The thing is, there is no Denny’s in Bemidji. There never has been. Kleinzahler is either recounting a false memory or has mixed two memories into one. The beauty & curse of memory is that it doesn’t much matter. Memories become the narrative of our lives. Our lives become the narratives of history. Civilization is built on tall, thin legs such as this & yet we’ve walked on the moon. It doesn’t matter. Does it move? That matters.

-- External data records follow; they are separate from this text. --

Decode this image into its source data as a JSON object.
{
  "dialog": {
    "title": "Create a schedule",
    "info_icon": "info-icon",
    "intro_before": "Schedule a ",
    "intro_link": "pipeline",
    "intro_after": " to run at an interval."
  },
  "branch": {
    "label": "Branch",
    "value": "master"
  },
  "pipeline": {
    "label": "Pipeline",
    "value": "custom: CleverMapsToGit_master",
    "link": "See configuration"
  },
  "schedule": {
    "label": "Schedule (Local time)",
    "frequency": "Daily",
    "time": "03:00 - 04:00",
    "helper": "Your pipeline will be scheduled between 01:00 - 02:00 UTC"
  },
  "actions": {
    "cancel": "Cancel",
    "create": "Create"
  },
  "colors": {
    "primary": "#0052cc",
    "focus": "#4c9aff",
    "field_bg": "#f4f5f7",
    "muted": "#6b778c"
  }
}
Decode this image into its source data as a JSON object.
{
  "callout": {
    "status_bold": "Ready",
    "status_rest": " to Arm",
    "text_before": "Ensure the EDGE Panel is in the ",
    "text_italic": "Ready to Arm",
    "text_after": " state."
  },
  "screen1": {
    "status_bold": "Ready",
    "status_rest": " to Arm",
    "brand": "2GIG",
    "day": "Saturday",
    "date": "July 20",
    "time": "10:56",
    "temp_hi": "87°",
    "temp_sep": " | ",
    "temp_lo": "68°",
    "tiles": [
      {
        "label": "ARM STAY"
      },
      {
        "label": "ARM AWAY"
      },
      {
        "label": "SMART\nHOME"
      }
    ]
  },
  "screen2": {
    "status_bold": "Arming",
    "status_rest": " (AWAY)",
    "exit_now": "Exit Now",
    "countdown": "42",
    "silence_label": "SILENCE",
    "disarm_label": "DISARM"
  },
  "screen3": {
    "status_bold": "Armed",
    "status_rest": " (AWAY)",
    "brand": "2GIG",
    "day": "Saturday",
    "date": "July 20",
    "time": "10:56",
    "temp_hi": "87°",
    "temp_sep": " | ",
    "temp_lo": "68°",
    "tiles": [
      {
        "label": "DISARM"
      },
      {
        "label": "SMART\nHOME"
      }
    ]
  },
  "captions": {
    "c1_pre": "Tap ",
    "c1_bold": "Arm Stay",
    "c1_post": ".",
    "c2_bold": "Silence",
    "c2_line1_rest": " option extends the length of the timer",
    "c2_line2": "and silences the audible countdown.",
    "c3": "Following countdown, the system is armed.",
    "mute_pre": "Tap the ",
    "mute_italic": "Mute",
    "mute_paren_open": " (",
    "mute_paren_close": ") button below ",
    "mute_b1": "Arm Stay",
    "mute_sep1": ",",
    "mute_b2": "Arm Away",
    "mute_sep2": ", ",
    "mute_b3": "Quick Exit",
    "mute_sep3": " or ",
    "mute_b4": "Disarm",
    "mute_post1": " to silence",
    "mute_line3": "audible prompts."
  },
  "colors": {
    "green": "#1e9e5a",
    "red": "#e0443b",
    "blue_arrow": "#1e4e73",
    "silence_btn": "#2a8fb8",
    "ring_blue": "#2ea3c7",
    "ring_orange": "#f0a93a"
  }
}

After I read Kleinzahler’s verse about Lindsay contemplating death on the edge of San Francisco Bay, I went to the window & looked out over the deceptive smooth blackness of that very bay… immediately connected to both writers in a way I couldn’t have been one hot minute before. That is real communication.
Perhaps Lindsay visited Bemidji, the little town where I was born some sixty years later. Between his birth & death in Illinois, he saw the country like a traveling jazz musician in a way. His visit is possible. But I think “The Rapture of Vachel Lindsay” closes there - in flames, coming apart inside - because of Kleinzahler’s, not Lindsay’s, turmoil. What a world.